Она не ответила. Сидела запрокинув голову и устало прикрыв глаза. Верблюд и пирамида были фоном ее золотистому парику, на который пошли волосы какой-нибудь бедной и несчастной парижанки.
У каждого случается вдруг представить соседа или собеседника мертвым. И поймать себя на этом. И поторопиться отшвырнуть наваждение, мистически ощущая в нем возможность воздействия на течение жизни собеседника. И еще настораживает в таких случаях возможность каких-то не различимых сознанием признаков во внешнем облике человека, сигнализирующих о приближении к нему неизбежного. Ведь должна же быть причина, по которой в твой мозг вошло видение его мертвенности... И когда неизбежное происходит — пускай через значительное время после такого твоего подумывания, — в тебе оживают какие-то угрызения, как в лермонтовском Печорине-фаталисте.
Я глядел на Наталью Ильиничну, и мне почудилось, что прилетела она сюда умирать и что печать смерти уже тоже легла между подбритых и подкрашенных ее бровей. В обстановке сплошной чертовщины ничего неожиданного в таких ощущениях не было.
— Вам нездоровится? — спросил я.
— Пустое, — сказала она, открывая глаза. — Плохо выгляжу?
— Нет, что вы! Никогда не скажешь, что вы кокетничали с родным братцем толстовского Ивана Ильича на Больших бульварах еще до четырнадцатого года.
— Илья Ильич Мечников любил вспоминать, что в монастырях, голубчик, никогда не стеснялись говорить умирающим, что их ждет. В альтруизме современных докторов отсутствует логика. Если человек отличается от верблюда своим осознанием неизбежности конца рано или поздно, то зачем возвращать умирающего к положению верблюда? И возвращать человека к этому животному состоянию в самый величественный момент цикла? Я знаю, что умру скоро. Но не сегодня. У вашей милиции не будет неприятностей. Не волнуйтесь, голубчик.

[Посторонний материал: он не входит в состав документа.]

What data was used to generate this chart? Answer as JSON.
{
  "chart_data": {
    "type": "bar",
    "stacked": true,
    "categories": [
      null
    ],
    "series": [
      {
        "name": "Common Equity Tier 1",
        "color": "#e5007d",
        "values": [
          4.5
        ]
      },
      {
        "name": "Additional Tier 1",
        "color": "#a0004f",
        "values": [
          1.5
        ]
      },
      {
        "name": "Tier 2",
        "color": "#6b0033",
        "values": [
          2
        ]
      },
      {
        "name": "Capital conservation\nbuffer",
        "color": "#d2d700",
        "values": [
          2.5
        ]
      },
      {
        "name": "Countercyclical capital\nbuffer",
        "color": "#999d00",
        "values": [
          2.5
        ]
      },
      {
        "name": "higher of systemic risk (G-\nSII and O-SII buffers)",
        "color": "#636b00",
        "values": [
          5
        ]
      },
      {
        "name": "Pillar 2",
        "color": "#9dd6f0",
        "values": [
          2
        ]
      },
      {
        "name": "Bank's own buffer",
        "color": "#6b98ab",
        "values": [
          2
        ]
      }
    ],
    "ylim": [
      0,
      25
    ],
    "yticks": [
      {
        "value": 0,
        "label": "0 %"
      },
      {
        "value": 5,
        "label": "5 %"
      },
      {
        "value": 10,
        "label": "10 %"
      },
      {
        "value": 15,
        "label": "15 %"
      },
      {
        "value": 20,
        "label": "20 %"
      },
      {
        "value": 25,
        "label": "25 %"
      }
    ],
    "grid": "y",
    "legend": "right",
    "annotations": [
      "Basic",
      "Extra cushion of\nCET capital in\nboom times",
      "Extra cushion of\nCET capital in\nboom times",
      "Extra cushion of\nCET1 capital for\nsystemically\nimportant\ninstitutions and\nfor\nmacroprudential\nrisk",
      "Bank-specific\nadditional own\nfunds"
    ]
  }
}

А меня почему-то начал бесить «голубчик».
— Итак, я правильно понимаю, что под финал вы обнаружили никчемность работы всей вашей жизни? — спросил я. — Я правильно понимаю, что если сегодня мир стоит на страхе перед водородной бомбой, то нельзя даже пытаться уменьшить этот страх? Я уж и думать не хочу о других проблемах, которые встанут перед человечеством, если ваше открытие или идея вашего открытия осуществится в человеческой массе. Я о безнаказанности убийц, если нет улик, о невозможности оправдаться безвинным, о безнадежности в медицине, если она не сможет вскрывать наши трупы и исследовать больные органы. Таких угроз возникает великое множество. Вы о них, конечно, думали?